What are the responsibilities and job description for the Corporate Governance Specialist (Hybrid) position at MSA Safety?
Overview
For more than 100 years, our passionate mission of safety empowers us to protect lives.
MSA Safety is a global leader in the development of safety equipment and pioneering technology that helps protect people and facility infrastructures around the world. We are committed to providing the latest in innovative, best-in class safety solutions that feature integrated systems capability and allow our customers to return safely to their families and friends. Every day our customers place their lives in our hands. In response, we provide them with protection they can trust. It is gratifying to lead the way as a source of inspiration. Would you like to join our team of more than 5,000 employees world-wide dedicated to this purpose? We hope so.
The Corporate Governance Specialist position resides in the Law Department, reporting to the Deputy General Counsel and Corporate Secretary.

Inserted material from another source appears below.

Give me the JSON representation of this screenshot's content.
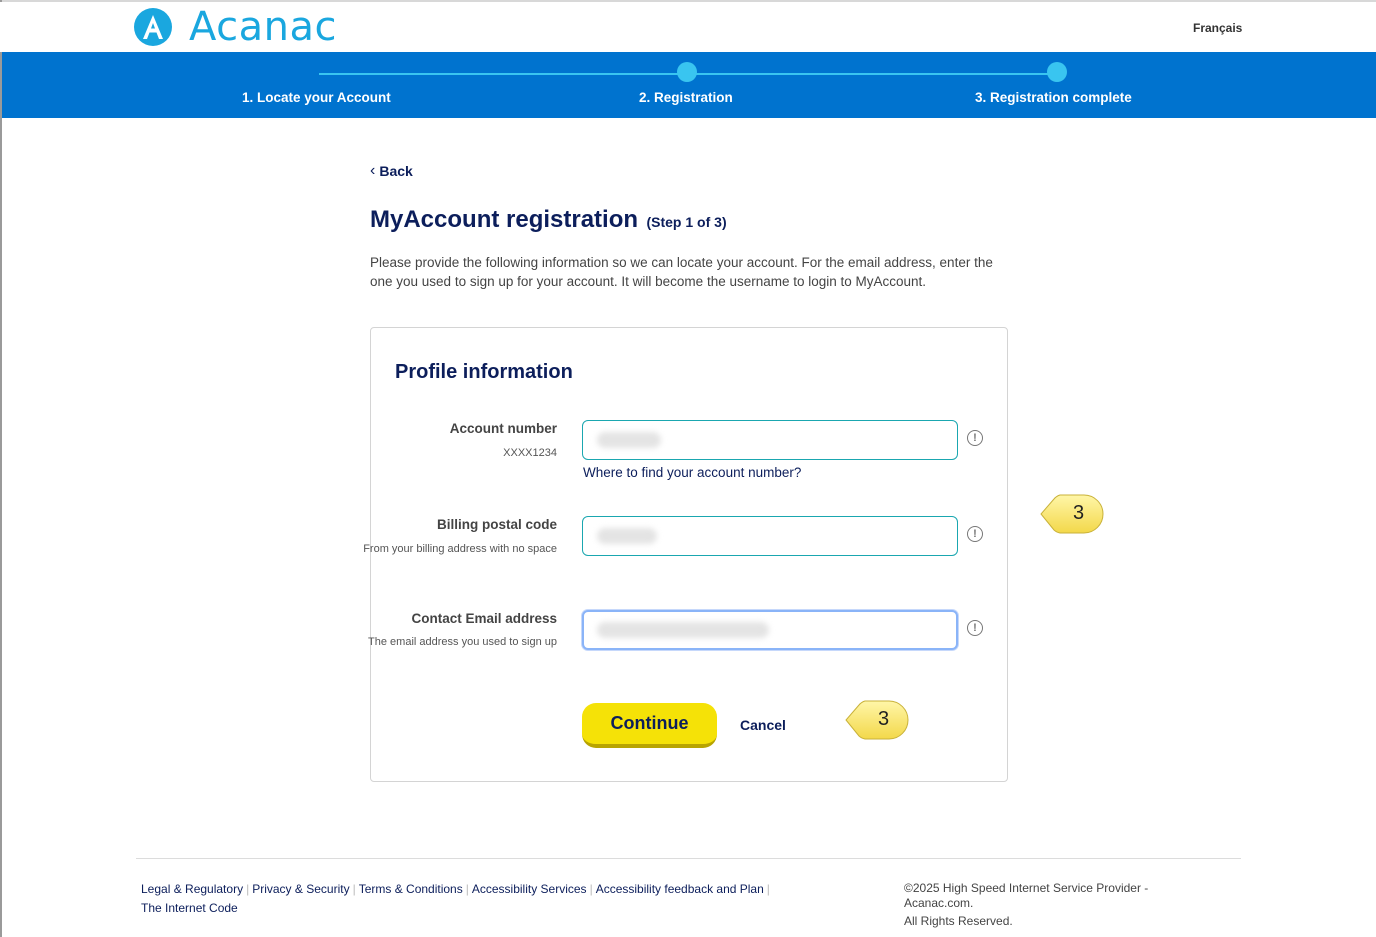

This position plays a leading role in the corporate governance affairs for the Company, while regularly interacting with members of the Company’s Board of Directors and Executive Leadership Team.
Responsibilities
Among other duties, this role:
• Maintains thought leadership, knowledge and expertise on current governance trends, best practices, benchmarking and regulatory developments. This includes monitoring ratings and voting guidelines for the Company’s top institutional shareholders and proxy advisory services.
• Administers the Company’s cloud-based portal for Board of Directors and committee materials. This also includes assembling board of directors and committee meeting materials, leading the preparation of the Company’s nominating and corporate governance committee meeting materials, maintaining the board’s director information repository, deploying questionnaires to directors and officers, and other responsibilities.
• Coordinates the Company’s board, committee and annual shareholders meeting administration processes. This includes setting the board’s annual calendar, coordinating director compensation, conducting corporate governance benchmarking and research, preparing board-level summaries, maintaining the annual shareholders meeting calendar and other responsibilities.
• Coordinates various legal and regulatory processes, including SEC stock transaction reporting (Form 4 reporting), completing periodic NYSE filings, overseeing the Company’s transfer agent and assisting in the preparation of the annual proxy statement. The role also monitors stock ownership for key insiders to ensure compliance with stock ownership rules and trading policies, while administering the Company’s insider stock pre-clearance process.
• Oversees maintenance of an entity management database, serves as the Law Department contact for the Company’s affiliate corporate governance compliance process, and supports business requests by providing notarial services, apostilles and legalized documents.
Qualifications
Special Knowledge, Skills and Abilities Required:
• Solid oral, written and interpersonal skills.• Excellent organizational skills.• Proven ability to work well autonomously and within a team of fast-paced and deadline-oriented environment.• Self-motivated with critical attention to detail, deadlines and reporting.
Education Required:
• Associate’s degree in business or related field.
Experience Required:
• 3 years experience supporting preparation of a company’s annual proxy or other SEC filings.
• Experience with SEC filings including Form 3,4 and 5’s for Section 16 insider reporting requirements.
• A bachelor's degree in business or related field may be substituted for the required experience.
Preferred:
• Bachelor’s degree in business or related field.
• Experience with SEC filings including Form 3,4 and 5’s for Section 16 insider reporting requirements.
• Pennsylvania Notary appointment.
• Experience in stock transactions and SEC reporting.